Ein Artikel von Ingo Arend aus dem Jahre 2011 trägt die Überschrift: „Ein Mann macht dicht“, erschienen in der Zeitschrift „Ästhetik und Demokratie“. Nach wilden Juso-Zeiten sei Olaf Scholz in dreißig finessenreichen Jahren auf das für den sozialistischen Nachwuchs vorgesehene Format geschrumpft. Ein Kiesel im Malstrom der Demokratie. Der berüchtigte „Scholzomat“ eben. Seine Sätze kämen aus einer rhetorischen Stanze. Scholz habe sich selbst „unter totaler Kontrolle und alle juristischen Regularien sofort bei der Hand“. Man glaube ihm den Satz: “In Hamburg habe ich mich unsterblich in meine Frau verliebt” wenig. Glaubwürdiger sei eine Geste, sich vor allzu neugierigen Reportern zu schützen. Er drehe dann das schusssichere Seitenfenster seines Dienstwagens nach oben. Ingo Arend: „Kurzum: Ein Mann wie sein eigener Dienstwagen.“

Ein weiterer Artikel aus dem Jahre 2018, erschienen im Zeitmagazin 41/2018, Autor David Hugendick“, nennt Olaf Scholz „Frozen Scholz“. Wenn alle sich politisch aufregten, dann stehe Scholz einfach gravitätisch allein am Rand, als warte er auf niemanden, das sei Coolness.

Und dann gibt es Olaf Scholz noch „off-stage“, also hinter der Bühne. Aber höchstens noch bei Hintergrundgesprächen unter vier Augen erlaube er sich ein „ironisches Glucksen“, wird aus dieser Zeit berichtet.

Seine Körpersprache damals ist minimal.
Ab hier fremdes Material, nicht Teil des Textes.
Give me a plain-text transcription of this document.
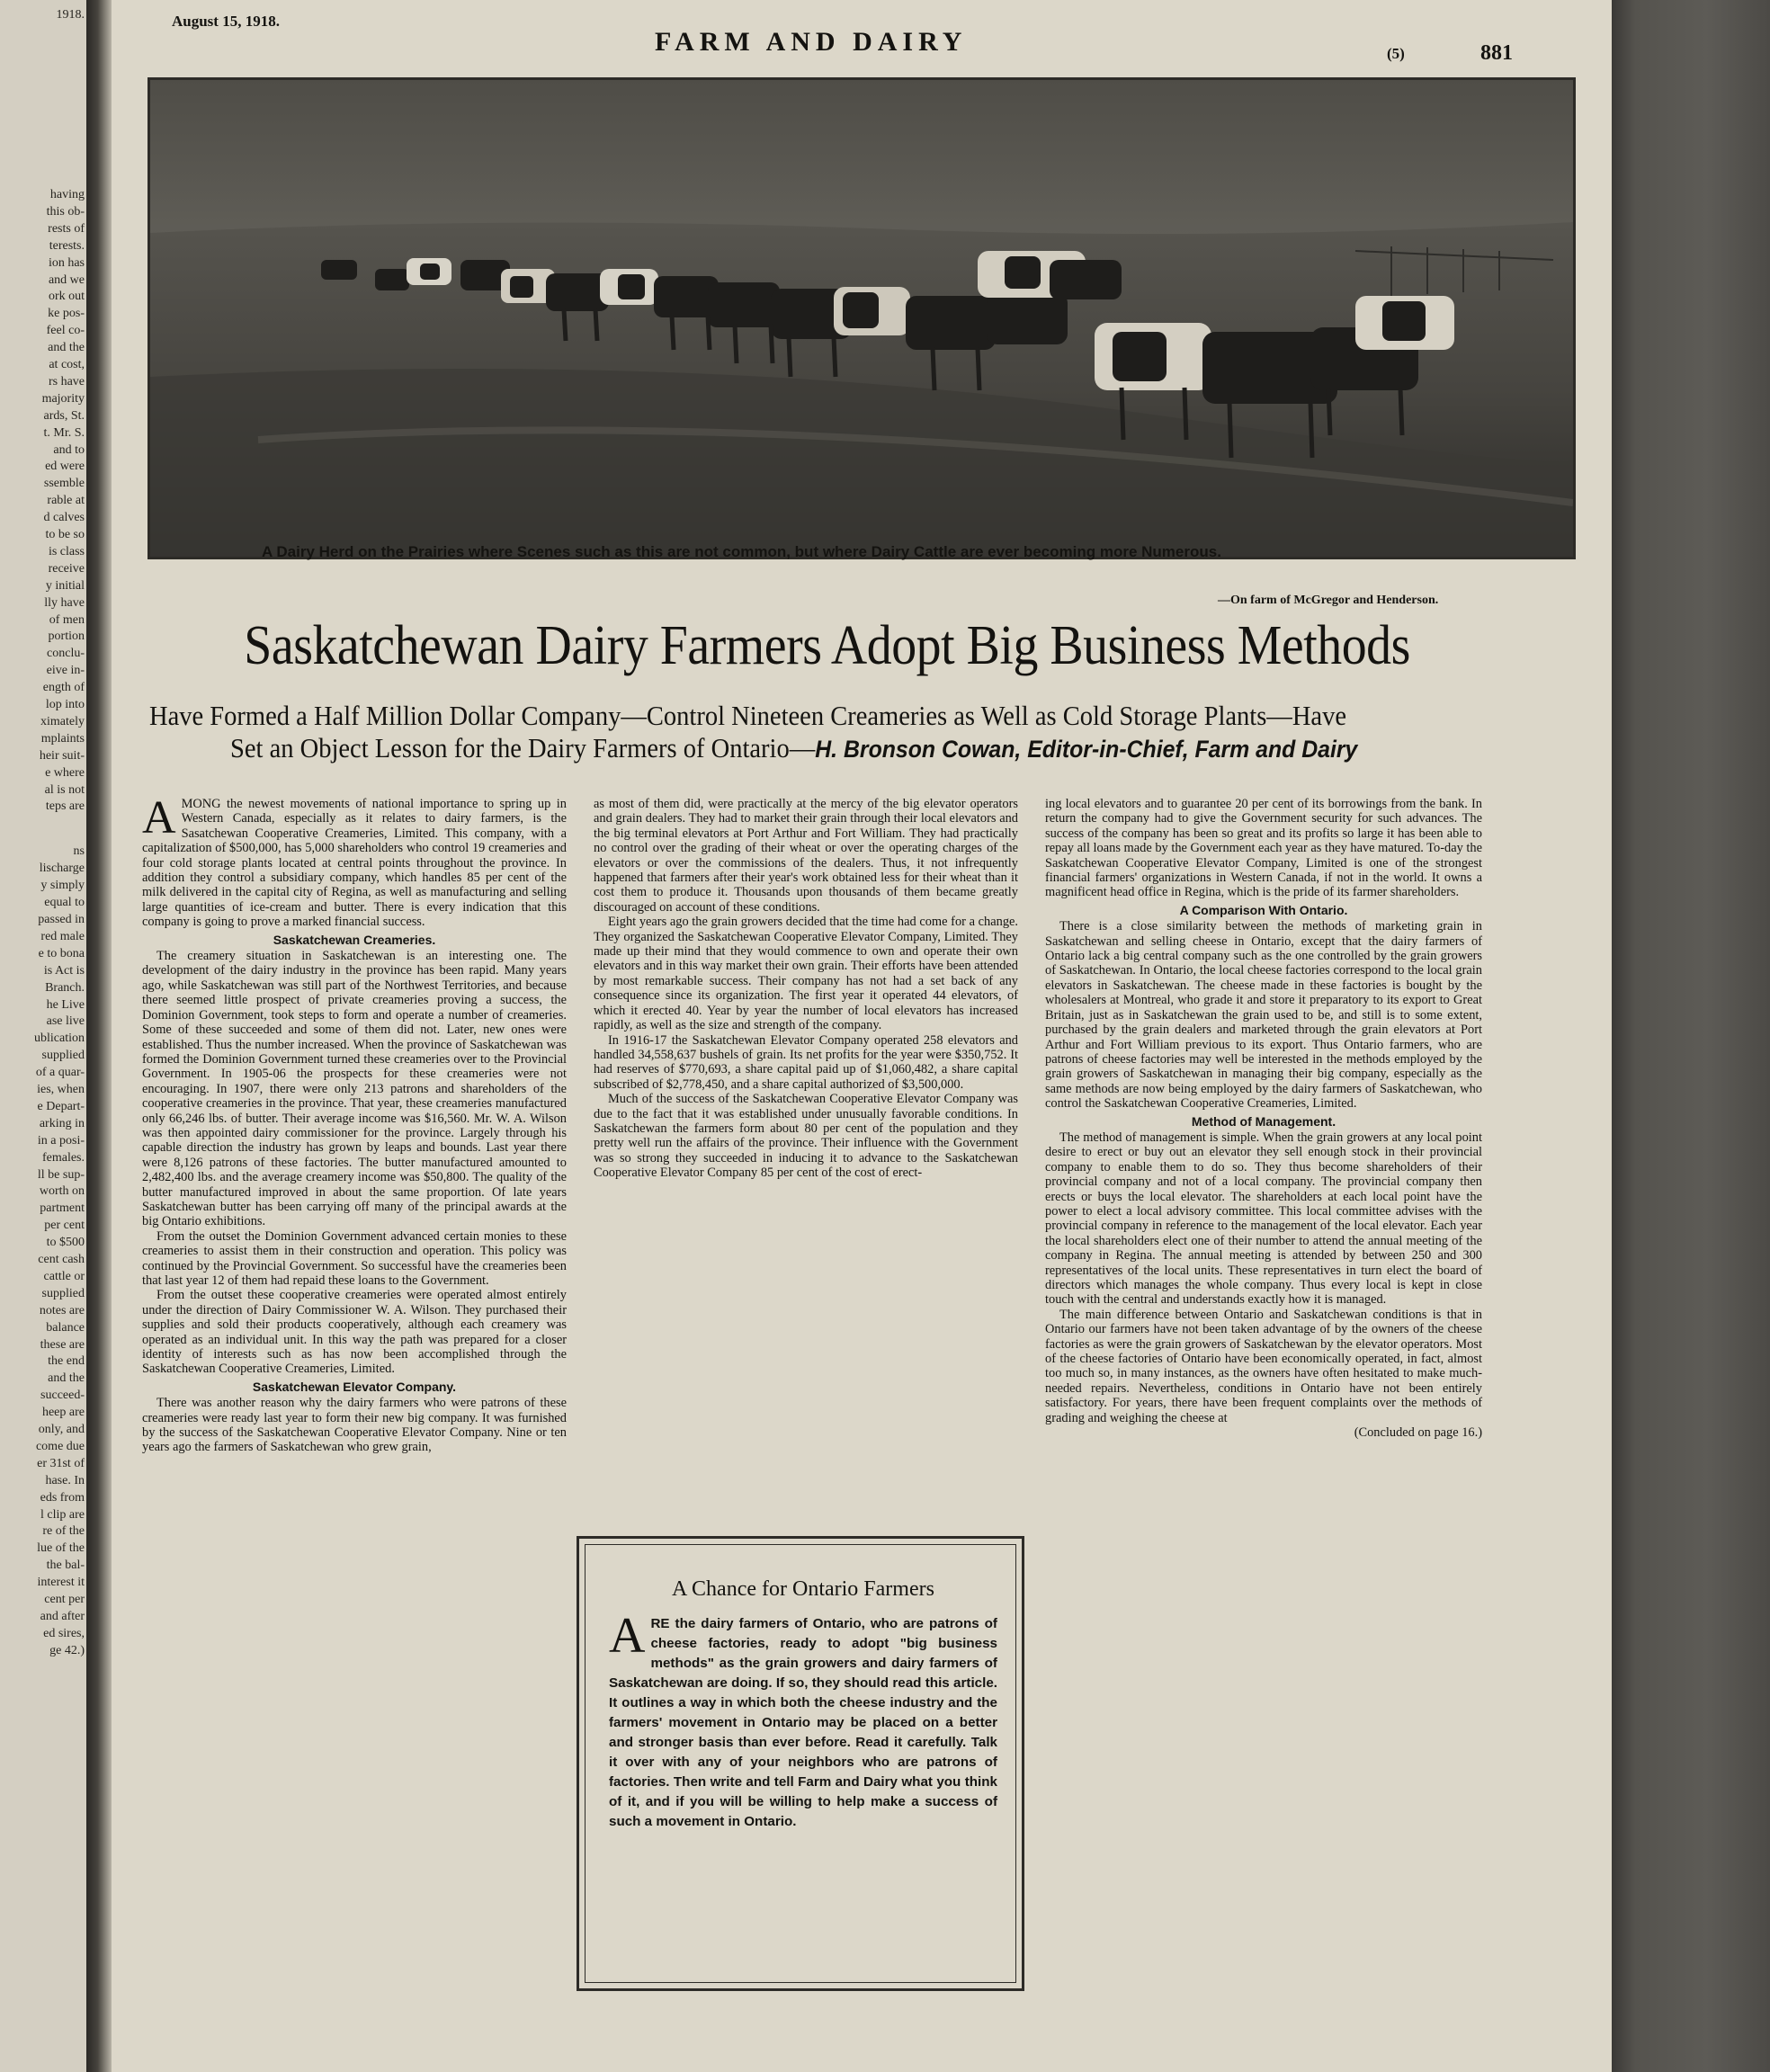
1918.
having
this ob-
rests of
terests.
ion has
and we
ork out
ke pos-
feel co-
and the
at cost,
rs have
majority
ards, St.
t. Mr. S.
and to
ed were
ssemble
rable at
d calves
to be so
is class
receive
y initial
lly have
of men
portion
conclu-
eive in-
ength of
lop into
ximately
mplaints
heir suit-
e where
al is not
teps are
ns
lischarge
y simply
equal to
passed in
red male
e to bona
is Act is
Branch.
he Live
ase live
ublication
supplied
of a quar-
ies, when
e Depart-
arking in
in a posi-
females.
ll be sup-
worth on
partment
per cent
to $500
cent cash
cattle or
supplied
notes are
balance
these are
the end
and the
succeed-
heep are
only, and
come due
er 31st of
hase. In
eds from
l clip are
re of the
lue of the
the bal-
interest it
cent per
and after
ed sires,
ge 42.)
August 15, 1918.
FARM AND DAIRY	(5)	881
A Dairy Herd on the Prairies where Scenes such as this are not common, but where Dairy Cattle are ever becoming more Numerous.
—On farm of McGregor and Henderson.
Saskatchewan Dairy Farmers Adopt Big Business Methods
Have Formed a Half Million Dollar Company—Control Nineteen Creameries as Well as Cold Storage Plants—Have
Set an Object Lesson for the Dairy Farmers of Ontario—H. Bronson Cowan, Editor-in-Chief, Farm and Dairy

AMONG the newest movements of national importance to spring up in Western Canada, especially as it relates to dairy farmers, is the Sasatchewan Cooperative Creameries, Limited. This company, with a capitalization of $500,000, has 5,000 shareholders who control 19 creameries and four cold storage plants located at central points throughout the province. In addition they control a subsidiary company, which handles 85 per cent of the milk delivered in the capital city of Regina, as well as manufacturing and selling large quantities of ice-cream and butter. There is every indication that this company is going to prove a marked financial success.

Saskatchewan Creameries.

The creamery situation in Saskatchewan is an interesting one. The development of the dairy industry in the province has been rapid. Many years ago, while Saskatchewan was still part of the Northwest Territories, and because there seemed little prospect of private creameries proving a success, the Dominion Government, took steps to form and operate a number of creameries. Some of these succeeded and some of them did not. Later, new ones were established. Thus the number increased. When the province of Saskatchewan was formed the Dominion Government turned these creameries over to the Provincial Government. In 1905-06 the prospects for these creameries were not encouraging. In 1907, there were only 213 patrons and shareholders of the cooperative creameries in the province. That year, these creameries manufactured only 66,246 lbs. of butter. Their average income was $16,560. Mr. W. A. Wilson was then appointed dairy commissioner for the province. Largely through his capable direction the industry has grown by leaps and bounds. Last year there were 8,126 patrons of these factories. The butter manufactured amounted to 2,482,400 lbs. and the average creamery income was $50,800. The quality of the butter manufactured improved in about the same proportion. Of late years Saskatchewan butter has been carrying off many of the principal awards at the big Ontario exhibitions.

From the outset the Dominion Government advanced certain monies to these creameries to assist them in their construction and operation. This policy was continued by the Provincial Government. So successful have the creameries been that last year 12 of them had repaid these loans to the Government.

From the outset these cooperative creameries were operated almost entirely under the direction of Dairy Commissioner W. A. Wilson. They purchased their supplies and sold their products cooperatively, although each creamery was operated as an individual unit. In this way the path was prepared for a closer identity of interests such as has now been accomplished through the Saskatchewan Cooperative Creameries, Limited.

Saskatchewan Elevator Company.

There was another reason why the dairy farmers who were patrons of these creameries were ready last year to form their new big company. It was furnished by the success of the Saskatchewan Cooperative Elevator Company. Nine or ten years ago the farmers of Saskatchewan who grew grain,

as most of them did, were practically at the mercy of the big elevator operators and grain dealers. They had to market their grain through their local elevators and the big terminal elevators at Port Arthur and Fort William. They had practically no control over the grading of their wheat or over the operating charges of the elevators or over the commissions of the dealers. Thus, it not infrequently happened that farmers after their year's work obtained less for their wheat than it cost them to produce it. Thousands upon thousands of them became greatly discouraged on account of these conditions.

Eight years ago the grain growers decided that the time had come for a change. They organized the Saskatchewan Cooperative Elevator Company, Limited. They made up their mind that they would commence to own and operate their own elevators and in this way market their own grain. Their efforts have been attended by most remarkable success. Their company has not had a set back of any consequence since its organization. The first year it operated 44 elevators, of which it erected 40. Year by year the number of local elevators has increased rapidly, as well as the size and strength of the company.

In 1916-17 the Saskatchewan Elevator Company operated 258 elevators and handled 34,558,637 bushels of grain. Its net profits for the year were $350,752. It had reserves of $770,693, a share capital paid up of $1,060,482, a share capital subscribed of $2,778,450, and a share capital authorized of $3,500,000.

Much of the success of the Saskatchewan Cooperative Elevator Company was due to the fact that it was established under unusually favorable conditions. In Saskatchewan the farmers form about 80 per cent of the population and they pretty well run the affairs of the province. Their influence with the Government was so strong they succeeded in inducing it to advance to the Saskatchewan Cooperative Elevator Company 85 per cent of the cost of erect-

A Chance for Ontario Farmers
ARE the dairy farmers of Ontario, who are patrons of cheese factories, ready to adopt "big business methods" as the grain growers and dairy farmers of Saskatchewan are doing. If so, they should read this article. It outlines a way in which both the cheese industry and the farmers' movement in Ontario may be placed on a better and stronger basis than ever before. Read it carefully. Talk it over with any of your neighbors who are patrons of factories. Then write and tell Farm and Dairy what you think of it, and if you will be willing to help make a success of such a movement in Ontario.

ing local elevators and to guarantee 20 per cent of its borrowings from the bank. In return the company had to give the Government security for such advances. The success of the company has been so great and its profits so large it has been able to repay all loans made by the Government each year as they have matured. To-day the Saskatchewan Cooperative Elevator Company, Limited is one of the strongest financial farmers' organizations in Western Canada, if not in the world. It owns a magnificent head office in Regina, which is the pride of its farmer shareholders.

A Comparison With Ontario.

There is a close similarity between the methods of marketing grain in Saskatchewan and selling cheese in Ontario, except that the dairy farmers of Ontario lack a big central company such as the one controlled by the grain growers of Saskatchewan. In Ontario, the local cheese factories correspond to the local grain elevators in Saskatchewan. The cheese made in these factories is bought by the wholesalers at Montreal, who grade it and store it preparatory to its export to Great Britain, just as in Saskatchewan the grain used to be, and still is to some extent, purchased by the grain dealers and marketed through the grain elevators at Port Arthur and Fort William previous to its export. Thus Ontario farmers, who are patrons of cheese factories may well be interested in the methods employed by the grain growers of Saskatchewan in managing their big company, especially as the same methods are now being employed by the dairy farmers of Saskatchewan, who control the Saskatchewan Cooperative Creameries, Limited.

Method of Management.

The method of management is simple. When the grain growers at any local point desire to erect or buy out an elevator they sell enough stock in their provincial company to enable them to do so. They thus become shareholders of their provincial company and not of a local company. The provincial company then erects or buys the local elevator. The shareholders at each local point have the power to elect a local advisory committee. This local committee advises with the provincial company in reference to the management of the local elevator. Each year the local shareholders elect one of their number to attend the annual meeting of the company in Regina. The annual meeting is attended by between 250 and 300 representatives of the local units. These representatives in turn elect the board of directors which manages the whole company. Thus every local is kept in close touch with the central and understands exactly how it is managed.

The main difference between Ontario and Saskatchewan conditions is that in Ontario our farmers have not been taken advantage of by the owners of the cheese factories as were the grain growers of Saskatchewan by the elevator operators. Most of the cheese factories of Ontario have been economically operated, in fact, almost too much so, in many instances, as the owners have often hesitated to make much-needed repairs. Nevertheless, conditions in Ontario have not been entirely satisfactory. For years, there have been frequent complaints over the methods of grading and weighing the cheese at

(Concluded on page 16.)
Zwei Gesten, die „Angebots- und Präzisionsgeste“, dominieren seine Auftritte. Sein körpersprachlicher Auftritt damals ist somit suboptimal.

Fazit: Wenig Zeit für den neuen Olaf Scholz

Ein Volkstribun solle volksnah sein, verlangt Steffan Vera, ein Meister der Körpersprache aus Österreich, vom Volks-Politiker. Wer für das Volk sprechen wolle, der sollte sich körpersprachlich auch volkstümlich geben.

Olaf Scholz hatte bis zur Wahl im September 2021 wenig Zeit, das Volk davon zu überzeugen, dass er nun mit Leib und Seele, Wort und Körper ein leidenschaftlicher Sozialdemokrat geworden sei. Durchgestylte Reden und eine lebhaftere Körpersprache kontrastierten mit der „Scholzomat-Erfahrung“ langer Jahre.

Die Corona-Krise habe Olaf Scholtz verändert, sagen einige. Olaf Scholz ist jedenfalls seit seiner Kür zur Kanzler-Kandidatur bei seinen Medien-Auftritten merklich entspannter und „bei sich zu Hause“. Das ist körpersprachlich von Vorteil, es lässt ihn authentischer und sympathischer erscheinen.

Seine neue und veränderte Performance lohnte sich. Olaf Scholz ist seit dem 8. Dezember 2012 der neunte Bundeskanzler der Bundesrepublik Deutschland. Die SPD wurde mit 25.7 Prozent die stärkste Partei im Bundestag.